Brummiger Analytiker

Tony Blair übergibt am Mittwoch das Amt des britischen Premierministers an Gordon Brown. Der lächelnde Charismatiker geht, der brummige Analytiker kommt.

Manchester. Artigen Beifall gab es, als Gordon Brown mit seiner Frau Sarah in der Bridgewater Hall von Manchester ankam. Kein Vergleich zur Partystimmung, in der sich Tony Blair vor sieben Wochen in seinem Wahlkreis in Nordengland verabschiedete. Heute, an Gordon Browns großem Tag, beschränkt sich Blair auf die Conférencier-Rolle und kündigt seinen Nachfolger mit ein paar kurzen, freundlichen Worten an. Dann spricht Brown, der zuvor - ohne Gegenkandidaten - zum neuen Parteichef bestimmt worden war. Er dankt Blair unter anderem für dessen "überragende Präsenz in der internationalen Politik". Seine eigene Rede ist fast ausschließlich innenpolitisch. Die EU, das große Thema der vergangenen Tage, kommt nur in einem Nebensatz vor, im Zusammenhang mit dem Kampf gegen globale Erwärmung und Terrorismus.Auf der Schwelle zur Peinlichkeit

Brown redete solide, aber wenig mitreißend. Die neue Nüchternheit ist durchaus Strategie: Demut und Einfühlungsvermögen sind die neuen Schlagworte bei Labour. Er wolle lernen, sagt Brown. "Gordon hört zu", heißt es an diesem Sonntagnachmittag immer wieder. Einfach nur "Labour", ganz klassisch, nennt sich die Partei wieder. Auch das Ambiente ist klassisch: ein Konzertsaal, an der Wand eine große Kirchenorgel. Eher getragene Töne als schrilles Spektakel sollen fortan den Labour-Sound bestimmen. Chorgesang und rhythmisches Klatschen passen gut zum etwas schwerfälligen Image des neuen Chefs. Brown tut inzwischen auch lieber nicht mehr so, als ob er sich wie Blair mit Popmusik auskennt.

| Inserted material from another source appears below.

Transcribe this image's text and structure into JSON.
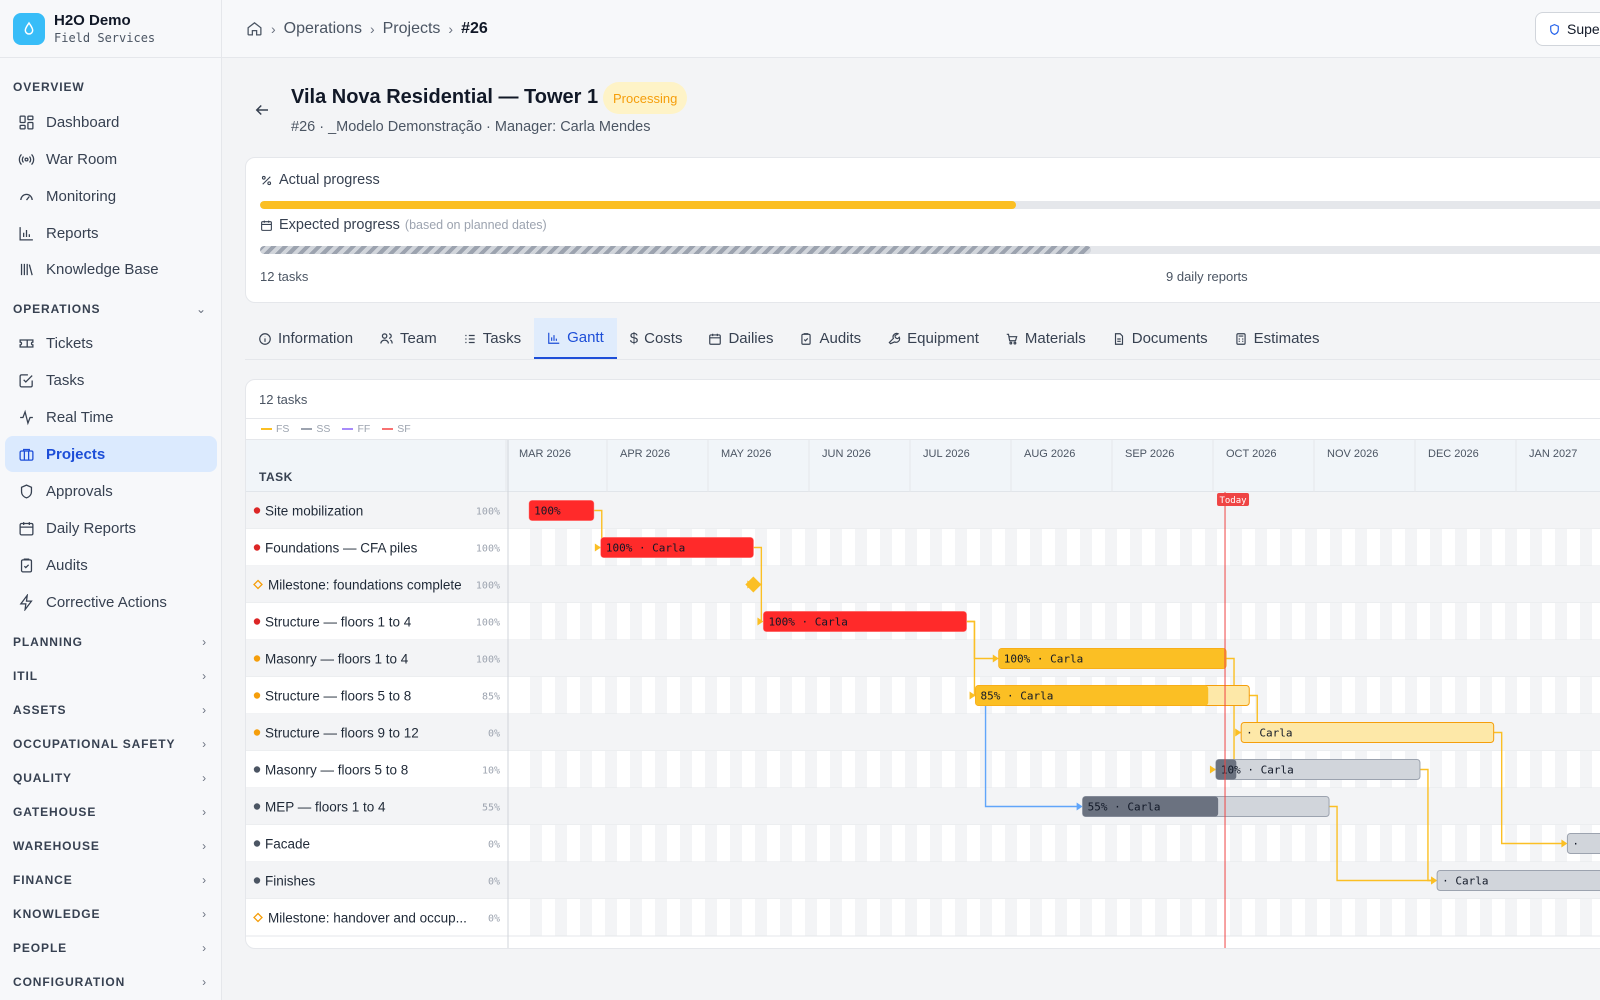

Eine der Brown-Geschichten, die in den britischen Medien genussvoll ausgebreitet wurden, ging über sein Treffen mit Jermaine Jackson, dem Musiker-Bruder des Popstars Michael Jackson. Brown marschierte auf Jermaine Jacksons Frau zu und sagte, wie sehr er ihr Werk liebt, ein nicht vorhandenes Werk. Brown lebt immer auf der Schwelle zur Peinlichkeit. Bei seiner Kandidatenrede versperrten unlängst zwei am Podium befestigte Plexiglasscheiben den ungetrübten Blick auf sein Gesicht, was komisch aussah. Bei Blair dagegen war die Inszenierung immer perfekt.Zehn Jahre musste Brown warten, um zu bekommen, was ihm seiner Meinung nach von Anfang an zustand. Als die Konservativen abgewirtschaftet hatten, Mitte der 90er-Jahre, galt Brown als aussichtsreichster Kandidat für die Chefrolle. Gemeinsam mit Tony Blair hatte er damit begonnen, die alte Arbeiterpartei zu reformieren, den lähmenden Einfluss der Gewerkschaften zurückzudrängen und "New Labour" für die politische Mitte wählbar zu machen. Doch Blair, der junge Mann mit dem Bambiblick, kam besser an beim Parteivolk als der schottische Pfarrerssohn. Wenn schon Modernisierung, dann mit menschlichem Antlitz. Blair, nicht Brown, wurde Spitzenkandidat und gewann 1997 die Wahl. Jetzt tritt er mit 54 Jahren ab und bereitet sich auf neue Aufgaben vor - als Vermittler im Nahen Osten, als Stiftungsgründer, als Redner. Und Brown tritt mit 56 Jahren an. Es ist nicht leicht, der Nachfolger eines perfekten Performers zu sein. Doch auch darin liegt eine Chance für Gordon Brown.